Prise en charge de l’EM/SFC : lacunes et pistes d’amélioration
Plusieurs éléments expliquent la fragilité de la situation pour les malades :
- Une connaissance médicale encore incomplète : malgré les progrès de la recherche, l’EM/SFC reste mal compris et difficile à objectiver par des examens standards.
- Un retard de reconnaissance dans certains systèmes de santé, entraînant des difficultés d’accès à des spécialistes et à des structures de soins adaptées.
- Des traitements essentiellement symptomatiques, qui n’apportent pas toujours de soulagement suffisant pour des formes sévères.
- Une dimension sociale et professionnelle majeure : perte d’emploi, isolement, précarité, et un impact psychologique important.
Pour répondre à ces enjeux, les recommandations des spécialistes incluent la formation des médecins généralistes et spécialistes, la création de centres référents pluridisciplinaires, l’amélioration des parcours de soins et l’investissement dans la recherche pour mieux comprendre les mécanismes biologiques de la maladie et développer des traitements ciblés.
Ce que disent les pouvoirs publics
En Autriche, la secrétaire d’État à la Santé a déclaré travailler à la mise en place de soins et d’aides efficaces pour les patients atteints d’EM/SFC. En pratique, cela pourrait passer par des programmes nationaux de reconnaissance, des lignes d’orientation clinique pour les praticiens, et le financement de structures spécialisées.
En France, on estime que le syndrome de fatigue chronique touche environ 250 000 personnes, dont une majorité de femmes (à hauteur d’environ 80 %). Le défi est comparable : améliorer le repérage, réduire les délais de diagnostic, et coordonner la prise en charge pour éviter que des malades se retrouvent sans solution adaptée.
Questions éthiques et sociales
Ce drame soulève des questions éthiques délicates. Comment concilier le respect de l’autonomie d’une personne en souffrance avec la nécessité de protéger les patients les plus vulnérables ? Quelle place pour l’aide à mourir lorsque la maladie n’est pas « terminale » mais entraîne une qualité de vie objectivement dégradée et des souffrances profondes ?

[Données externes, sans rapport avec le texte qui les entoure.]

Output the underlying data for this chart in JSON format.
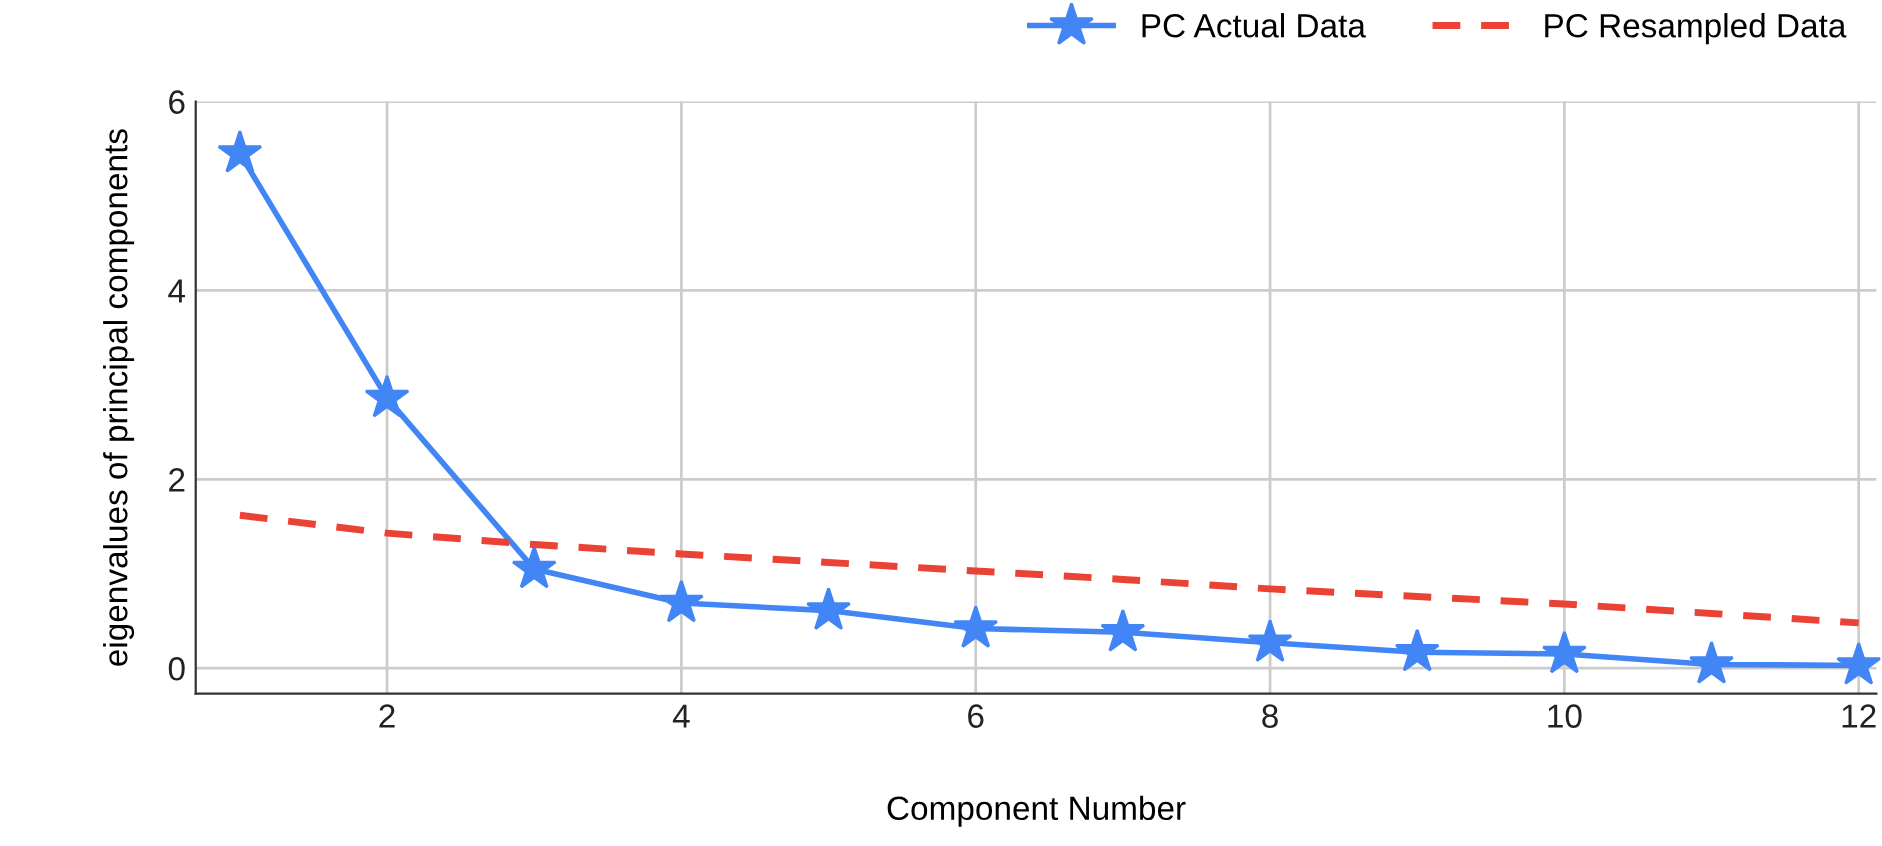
{
  "chart_data": {
    "type": "line",
    "xlabel": "Component Number",
    "ylabel": "eigenvalues of principal components",
    "x": [
      1,
      2,
      3,
      4,
      5,
      6,
      7,
      8,
      9,
      10,
      11,
      12
    ],
    "series": [
      {
        "name": "PC Actual Data",
        "color": "#4285f4",
        "marker": "star",
        "line_style": "solid",
        "values": [
          5.45,
          2.86,
          1.05,
          0.69,
          0.61,
          0.42,
          0.38,
          0.27,
          0.17,
          0.15,
          0.04,
          0.03
        ]
      },
      {
        "name": "PC Resampled Data",
        "color": "#ea4335",
        "marker": "none",
        "line_style": "dashed",
        "values": [
          1.62,
          1.43,
          1.31,
          1.21,
          1.12,
          1.03,
          0.94,
          0.84,
          0.76,
          0.68,
          0.58,
          0.48
        ]
      }
    ],
    "xlim": [
      0.7,
      12.12
    ],
    "xticks": [
      2,
      4,
      6,
      8,
      10,
      12
    ],
    "ylim": [
      -0.27,
      6
    ],
    "yticks": [
      0,
      2,
      4,
      6
    ],
    "grid": true,
    "legend": "top right"
  }
}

Les débats doivent aussi intégrer la dimension sociétale : l’accès aux soins, la lutte contre la stigmatisation, et la garantie que les demandes d’accès à l’aide à mourir interviennent après l’épuisement de toutes les pistes de prise en charge raisonnables et l’évaluation psychiatrique et sociale nécessaire.
Que peuvent faire les patients et les proches ?

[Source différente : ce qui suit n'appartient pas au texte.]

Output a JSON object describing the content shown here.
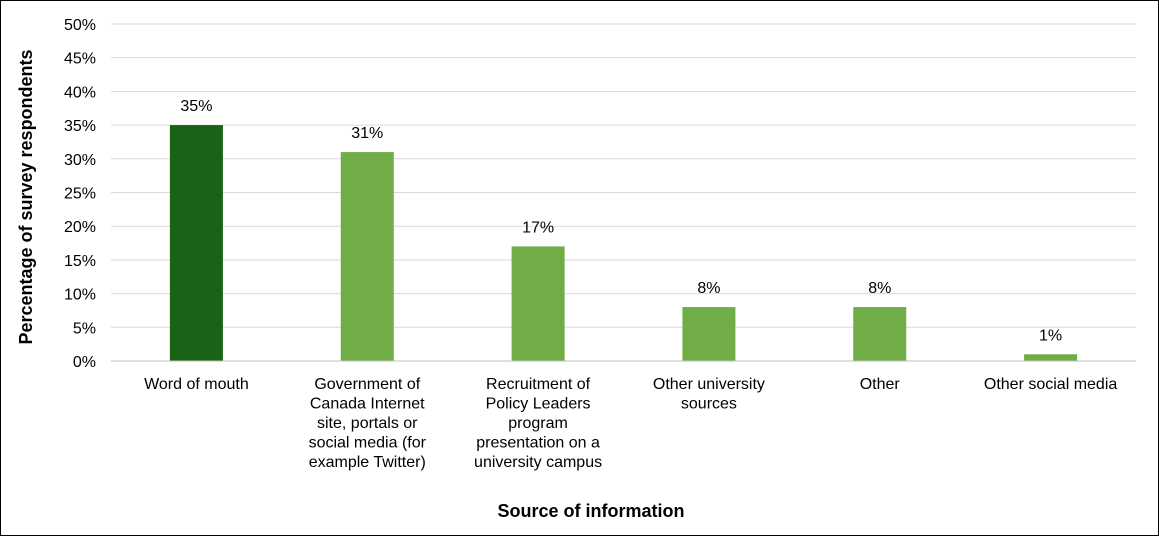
{
  "chart_data": {
    "type": "bar",
    "xlabel": "Source of information",
    "ylabel": "Percentage of survey respondents",
    "ylim": [
      0,
      50
    ],
    "y_ticks": [
      "0%",
      "5%",
      "10%",
      "15%",
      "20%",
      "25%",
      "30%",
      "35%",
      "40%",
      "45%",
      "50%"
    ],
    "grid": true,
    "categories": [
      "Word of mouth",
      "Government of Canada Internet site, portals or social media (for example Twitter)",
      "Recruitment of Policy Leaders program presentation on a university campus",
      "Other university sources",
      "Other",
      "Other social media"
    ],
    "category_lines": [
      [
        "Word of mouth"
      ],
      [
        "Government of",
        "Canada Internet",
        "site, portals or",
        "social media (for",
        "example Twitter)"
      ],
      [
        "Recruitment of",
        "Policy Leaders",
        "program",
        "presentation on a",
        "university campus"
      ],
      [
        "Other university",
        "sources"
      ],
      [
        "Other"
      ],
      [
        "Other social media"
      ]
    ],
    "values": [
      35,
      31,
      17,
      8,
      8,
      1
    ],
    "data_labels": [
      "35%",
      "31%",
      "17%",
      "8%",
      "8%",
      "1%"
    ],
    "colors": {
      "highlight": "#1a6316",
      "bar": "#70ad47",
      "grid": "#d9d9d9",
      "axis": "#bfbfbf"
    },
    "highlight_index": 0
  }
}
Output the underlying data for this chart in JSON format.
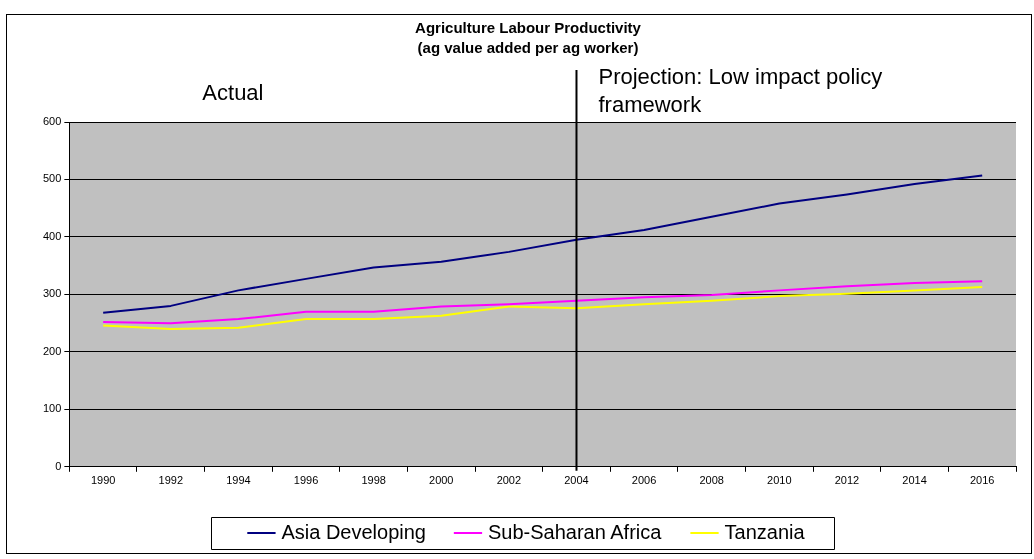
{
  "chart_data": {
    "type": "line",
    "title": "Agriculture Labour Productivity",
    "subtitle": "(ag value added per ag worker)",
    "categories": [
      "1990",
      "1992",
      "1994",
      "1996",
      "1998",
      "2000",
      "2002",
      "2004",
      "2006",
      "2008",
      "2010",
      "2012",
      "2014",
      "2016"
    ],
    "series": [
      {
        "name": "Asia Developing",
        "color": "#000080",
        "values": [
          268,
          280,
          307,
          327,
          347,
          357,
          374,
          395,
          412,
          435,
          458,
          474,
          492,
          507
        ]
      },
      {
        "name": "Sub-Saharan Africa",
        "color": "#ff00ff",
        "values": [
          252,
          250,
          257,
          270,
          270,
          279,
          283,
          289,
          295,
          299,
          307,
          314,
          320,
          323
        ]
      },
      {
        "name": "Tanzania",
        "color": "#ffff00",
        "values": [
          246,
          240,
          242,
          257,
          257,
          263,
          279,
          276,
          283,
          289,
          297,
          301,
          307,
          313
        ]
      }
    ],
    "ylim": [
      0,
      600
    ],
    "yticks": [
      0,
      100,
      200,
      300,
      400,
      500,
      600
    ],
    "grid": "y",
    "legend": "bottom",
    "marker": "none",
    "line_style": "solid",
    "ref_lines": [
      {
        "axis": "x",
        "value": "2004",
        "color": "#000000"
      }
    ],
    "annotations": [
      "Actual",
      "Projection: Low impact policy framework"
    ]
  }
}
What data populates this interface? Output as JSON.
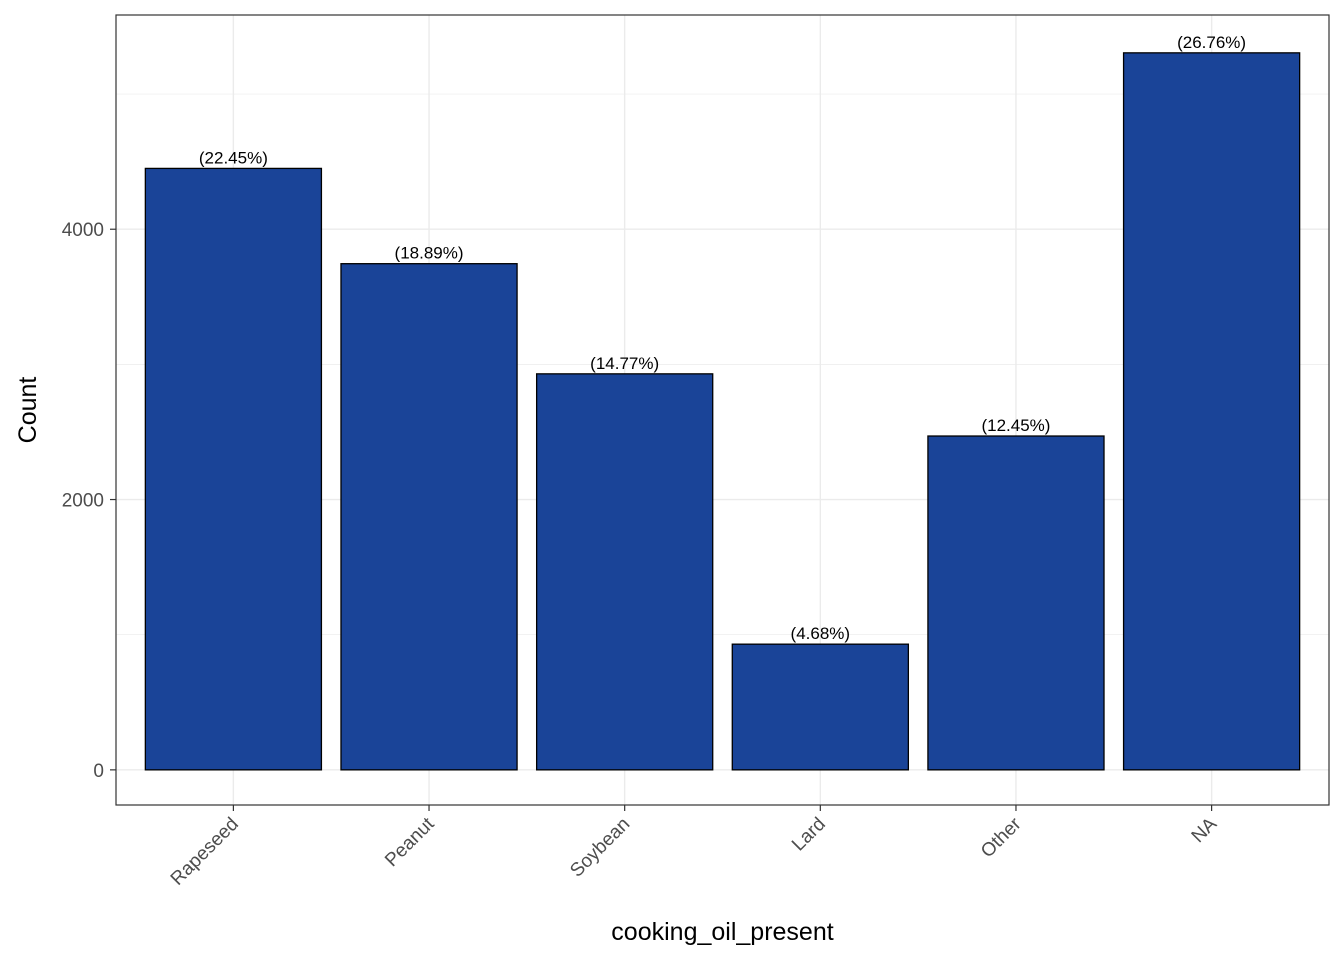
{
  "chart_data": {
    "type": "bar",
    "categories": [
      "Rapeseed",
      "Peanut",
      "Soybean",
      "Lard",
      "Other",
      "NA"
    ],
    "values": [
      4450,
      3745,
      2930,
      930,
      2470,
      5305
    ],
    "labels": [
      "(22.45%)",
      "(18.89%)",
      "(14.77%)",
      "(4.68%)",
      "(12.45%)",
      "(26.76%)"
    ],
    "xlabel": "cooking_oil_present",
    "ylabel": "Count",
    "ylim": [
      -260,
      5585
    ],
    "yticks": [
      0,
      2000,
      4000
    ],
    "ytick_labels": [
      "0",
      "2000",
      "4000"
    ],
    "grid": true,
    "colors": {
      "bar": "#1A4498",
      "bar_outline": "#000000",
      "grid": "#EBEBEB",
      "panel_border": "#333333"
    }
  }
}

Pour les personnes atteintes d’EM/SFC et leurs proches, plusieurs pistes peuvent aider à mieux vivre la maladie au quotidien :
- Rechercher une prise en charge multidisciplinaire (médecin traitant, neurologue, spécialistes de la douleur, psychologue, kinésithérapeute adapté à la pathologie).
- Documenter précisément les symptômes et leur évolution pour faciliter le diagnostic et l’accès aux droits sociaux.
- Rechercher des associations de patients qui offrent soutien, information et accès à des réseaux de professionnels connaissant l’EM/SFC.
- Veiller à l’accompagnement psychologique pour le malade et l’entourage, afin de prévenir l’isolement et l’épuisement familial.
Conclusion
Le décès de ce jeune Autrichien met en lumière la détresse des personnes atteintes d’EM/SFC et l’urgence d’améliorer la reconnaissance, la recherche et la prise en charge de cette maladie. Au-delà des enjeux juridiques autour de l’aide à mourir, c’est un appel à la mobilisation des systèmes de santé pour offrir des parcours de soin clairs, un soutien psychologique et social renforcé, et une recherche accrue visant à trouver des traitements qui soulagent réellement les patients. Le débat politique et éthique doit s’appuyer sur une meilleure connaissance des réalités médicales et humaines, afin que de telles tragédies puissent être évitées à l’avenir.